According to Alberta’s environment department, Provincial Court in Okotoks heard that on Oct. 27, 2008, Freeman “directed workers to release flammable wastewater onto the ground” at the High River plant.

A welder, who didn’t know about the release, ignited the wastewater while working with a torch the next day, causing a fire in which no one was injured, the province said.
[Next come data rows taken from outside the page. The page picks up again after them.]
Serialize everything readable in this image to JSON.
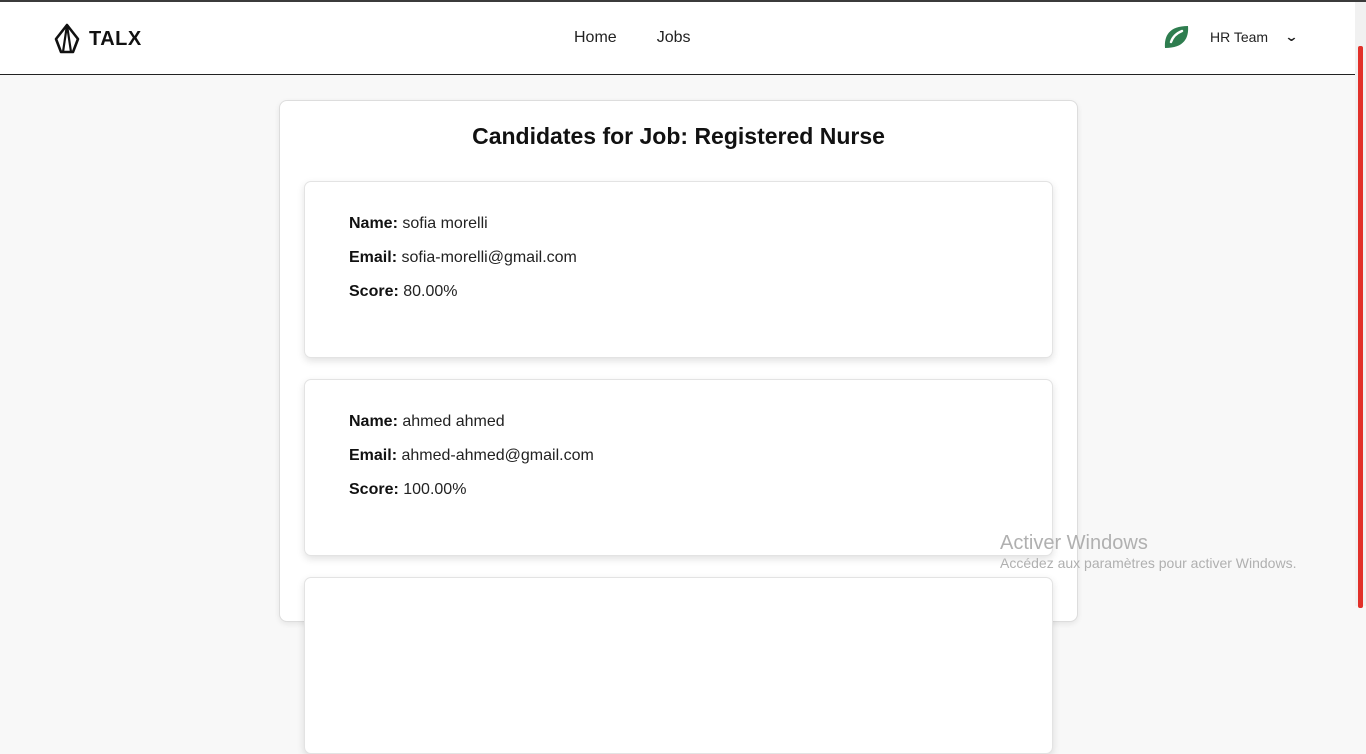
{
  "brand": {
    "name": "TALX",
    "logo_icon": "talx-logo-icon"
  },
  "nav": {
    "items": [
      {
        "label": "Home"
      },
      {
        "label": "Jobs"
      }
    ]
  },
  "user": {
    "name": "HR Team",
    "avatar_icon": "leaf-avatar-icon",
    "menu_icon": "chevron-down-icon",
    "avatar_color": "#2e7d4f"
  },
  "page": {
    "title": "Candidates for Job: Registered Nurse"
  },
  "labels": {
    "name": "Name:",
    "email": "Email:",
    "score": "Score:"
  },
  "candidates": [
    {
      "name": "sofia morelli",
      "email": "sofia-morelli@gmail.com",
      "score": "80.00%"
    },
    {
      "name": "ahmed ahmed",
      "email": "ahmed-ahmed@gmail.com",
      "score": "100.00%"
    }
  ],
  "watermark": {
    "title": "Activer Windows",
    "subtitle": "Accédez aux paramètres pour activer Windows."
  },
  "colors": {
    "scrollbar_thumb": "#e2312a",
    "page_bg": "#f8f8f8",
    "card_bg": "#ffffff"
  }
}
Investigators then showed up at the plant to check on an anonymous complaint, at which time Freeman “denied that a release had occurred,” the province said.

“Sometime in 2011”

Western Biodiesel’s website on Wednesday said the plant is “temporarily shut down with potential restart sometime in 2011.”

While the site doesn’t give a reason for the shutdown, the High River Times reported in late 2010 that the company had halted production due to an alleged cash shortfall from funds unpaid by the federal government, without which the plant couldn’t keep operating.

Ottawa in May 2009 pledged $19.9 million over seven years to the Western Biodiesel plant through ecoEnergy for Biofuels, an incentive program based on eligible plants’ production levels and “market conditions.”

However, the Times’ Evan Careen in late 2010 quoted Western Biodiesel’s CEO Dean Cockshutt as saying the federal government owed the company “close to $600,000” in ecoEnergy funds, some dating back to January that year.

The company, whose High River plant has a nameplate production capacity of 19 million litres of biodiesel per year, is still listed on the program’s website as a “successful applicant,” having signed its contribution agreement in November 2008.